The Pakistan Bureau of Statistics (PBS) is responsible for collection, compilation and
dissemination of GDP Data.
Pakistan National Accounts estimates are prepared in the light of the UN System of
National Accounts (SNA) 2008.
PBS uses a combination of approaches for compilation of GDP
Production approach;
Income approach; and
The expenditure approach
Why GDP Fluctuates
GDP fluctuates because of the business cycle. When the economy is booming, and GDP is rising,
there comes a point when inflationary pressures build up rapidly as labor and productive capacity
near full utilization. This leads the central bank to commence a cycle of tighter monetary policy
to cool down the overheating economy and quell inflation.
GDP growth rate in Pakistan from 2017 to 2018:
RELATIONSHIP BETWEEN GDP AND INFLATION
For many years the relationship between economic growth and inflation has been one of the most
widely researched topics in macroeconomics.

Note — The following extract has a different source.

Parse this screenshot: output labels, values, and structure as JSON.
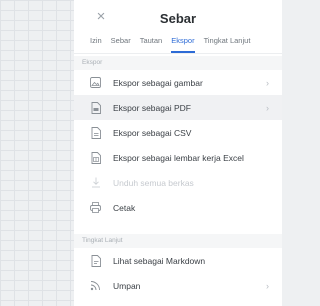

The Traditional Keynesian model includes Aggregate
Demand (AD) and Aggregate Supply (AS) curves, which illustrates the inflation – economic growth i.e.
GDP relationship.
Numerous studies with several theories have been carried out, which precisely aimed in exploring the
relationship between inflation and growth. These experimental studies have tried to examine whether
the connection between inflation and long-run growth is linear, non-linear, casual or non-existent. The
aggregate supply-aggregate demand (AS-AD) framework hypothesized a positive relationship between
inflation and growth, whereas growth increased, so did inflation. The ‘dynamic adjustment’ of the short-
run AD and AS curves yields an adjustment path which exhibits an initial positive relationship between
inflation and growth, however, turns negative towards the latter part of the adjustment path.
Higher production leads to a lower unemployment rate, further fueling demand. Increased wages
lead to higher demand as consumers spend more freely. This leads to higher GDP combined
with inflation. An increase in inflation means that prices have risen. With an increase in
inflation, there is a decline in the purchasing power of money, which reduces consumption and
therefore GDP decreases. High inflation can make investments less desirable, since it creates
uncertainty for the future and it can also affect the balance of payments because exports become
more expensive. As a result, GDP is decreases further. So it appears that GDP is negatively
related to inflation. However, there are studies indicating that there may also be a positive
relationship. The Phillips curve, for example, shows that high inflation is consistent with low
rates of unemployment, implying that there is a positive impact on economic growth.
Inflation can mean either an increase in the money supply (i.e. the government printing more
money) or an increase in price levels. Increase in money supply will increase prices of products
and services because an ample supply of “easy money” will encourage people to spend it fast and
increase the demand for all kinds of “goodies”, causing their prices to increase.
On the surface, inflation is good, since high demand will encourage companies to increase
production and this will improve the overall throughput and GDP. Improved GDP will
strengthen the stock market, because investors are always excited about companies’ profitability
which has a strong link to higher production throughput and enhanced GDP
The economy grew by 5.2% in 2018, after growths of 5.4% in 2017. However, economic
growth is projected to slow around 3.9% during the FY2019, according to the Asian
Development Bank (ADB), amidst large budget deficits and external account imbalances. High
inflation is also a concern. In March 2019, Pakistan’s inflation stood at 9.4%, up from 8.2% in
the previous month and 3.2% in the same period last year, according to the Pakistan Bureau of
Statistics (PBS), amidst rising energy prices and the depreciation of the domestic currency. In
fact, it was the highest level recorded since November 2013.